[comp.arch] RS/6000 XL compilers

zs01+@andrew.cmu.edu (Zalman Stern) (07/28/90)

[Comments about RS/6000 compilers (XLC, XLF) generated code vs. hand
written assembly language.]

I've played with some small examples in this domain. For simple double
precision floating point code, I have yet to beat the compiler. (These are
small enough pieces of code that I pretty sure that the assembly language
is optimal.)  For single precision, I can do better by changing the
semantics slightly since the C compiler tends to convert things to double
precision when it is unnecessary to do so. (There are switches to get around
this but they don't seem to do everything they should.) Note that single
precision is no faster in instruction cycles but more 32 bit items fit in a
cache line than 64 bit items do. One place where I could really speed up
the code is by doing cache prefetching. However, there is no way to do that
on the RS/6000. (The difference would be roughly 15 million multiply and
adds/sec instead of 10 million ... on a 25Mhz machine.)

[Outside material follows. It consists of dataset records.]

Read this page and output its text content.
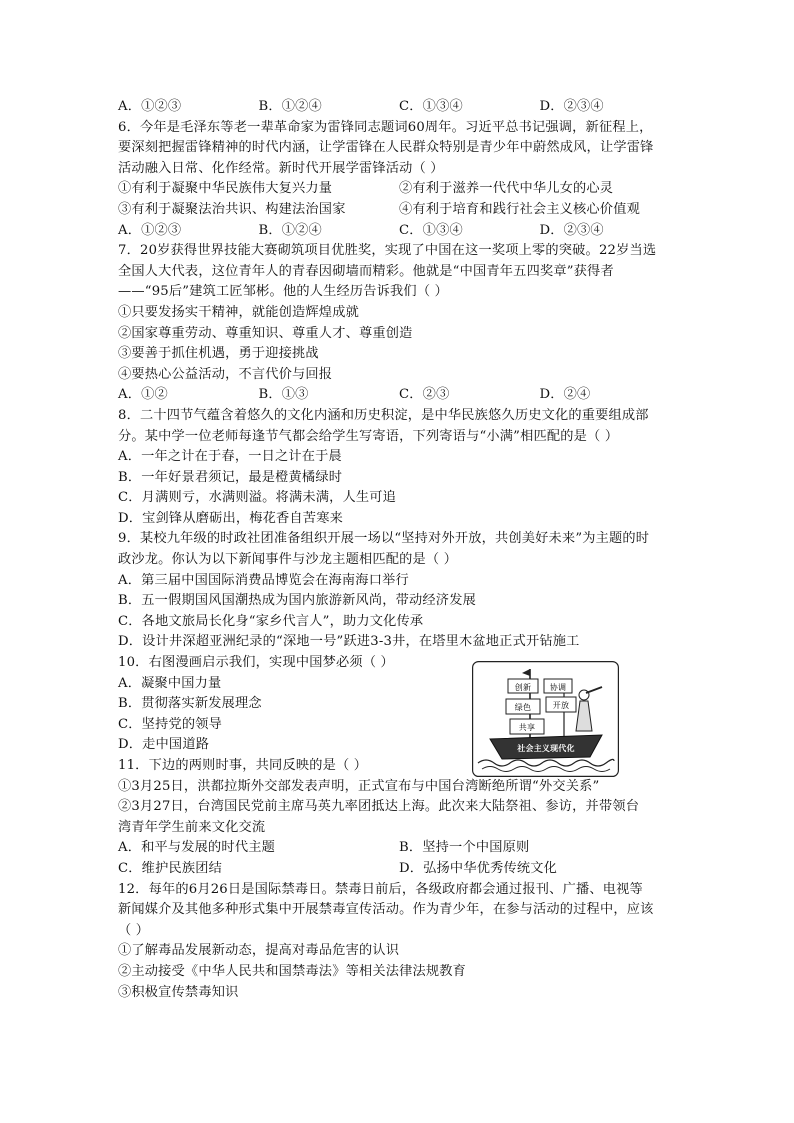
A．①②③	B．①②④	C．①③④	D．②③④
6．今年是毛泽东等老一辈革命家为雷锋同志题词60周年。习近平总书记强调，新征程上，
要深刻把握雷锋精神的时代内涵，让学雷锋在人民群众特别是青少年中蔚然成风，让学雷锋
活动融入日常、化作经常。新时代开展学雷锋活动（ ）
①有利于凝聚中华民族伟大复兴力量	②有利于滋养一代代中华儿女的心灵
③有利于凝聚法治共识、构建法治国家	④有利于培育和践行社会主义核心价值观
A．①②③	B．①②④	C．①③④	D．②③④
7．20岁获得世界技能大赛砌筑项目优胜奖，实现了中国在这一奖项上零的突破。22岁当选
全国人大代表，这位青年人的青春因砌墙而精彩。他就是“中国青年五四奖章”获得者
——“95后”建筑工匠邹彬。他的人生经历告诉我们（ ）
①只要发扬实干精神，就能创造辉煌成就
②国家尊重劳动、尊重知识、尊重人才、尊重创造
③要善于抓住机遇，勇于迎接挑战
④要热心公益活动，不言代价与回报
A．①②	B．①③	C．②③	D．②④
8．二十四节气蕴含着悠久的文化内涵和历史积淀，是中华民族悠久历史文化的重要组成部
分。某中学一位老师每逢节气都会给学生写寄语，下列寄语与“小满”相匹配的是（ ）
A．一年之计在于春，一日之计在于晨
B．一年好景君须记，最是橙黄橘绿时
C．月满则亏，水满则溢。将满未满，人生可追
D．宝剑锋从磨砺出，梅花香自苦寒来
9．某校九年级的时政社团准备组织开展一场以“坚持对外开放，共创美好未来”为主题的时
政沙龙。你认为以下新闻事件与沙龙主题相匹配的是（ ）
A．第三届中国国际消费品博览会在海南海口举行
B．五一假期国风国潮热成为国内旅游新风尚，带动经济发展
C．各地文旅局长化身“家乡代言人”，助力文化传承
D．设计井深超亚洲纪录的“深地一号”跃进3-3井，在塔里木盆地正式开钻施工
10．右图漫画启示我们，实现中国梦必须（ ）
A．凝聚中国力量
B．贯彻落实新发展理念
C．坚持党的领导
D．走中国道路
11．下边的两则时事，共同反映的是（ ）
①3月25日，洪都拉斯外交部发表声明，正式宣布与中国台湾断绝所谓“外交关系”
②3月27日，台湾国民党前主席马英九率团抵达上海。此次来大陆祭祖、参访，并带领台
湾青年学生前来文化交流
A．和平与发展的时代主题	B．坚持一个中国原则
C．维护民族团结	D．弘扬中华优秀传统文化
12．每年的6月26日是国际禁毒日。禁毒日前后，各级政府都会通过报刊、广播、电视等
新闻媒介及其他多种形式集中开展禁毒宣传活动。作为青少年，在参与活动的过程中，应该
（ ）
①了解毒品发展新动态，提高对毒品危害的认识
②主动接受《中华人民共和国禁毒法》等相关法律法规教育
③积极宣传禁毒知识
创新 协调
绿色	开放
共享
社会主义现代化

I have seen other examples where the compiler doesn't do as well. In
particular, the are certain loop optimizations which result in cross
jumping (i.e. branches to other branch instructions). There are also
specific cases where one can play tricks to get better performance (e.g. IP
checksumming). Also, one occasionally needs to write assembly to express
things which are outside the scope of high level languages. Over any
significant body of code though, the XLC compiler is going to waste any
hand coding effort.

Sincerely,
Zalman Stern | Internet: zs01+@andrew.cmu.edu | Usenet: I'm soooo confused...
Information Technology Center, Carnegie Mellon, Pittsburgh, PA 15213-3890
*** Friends don't let friends program in C++ ***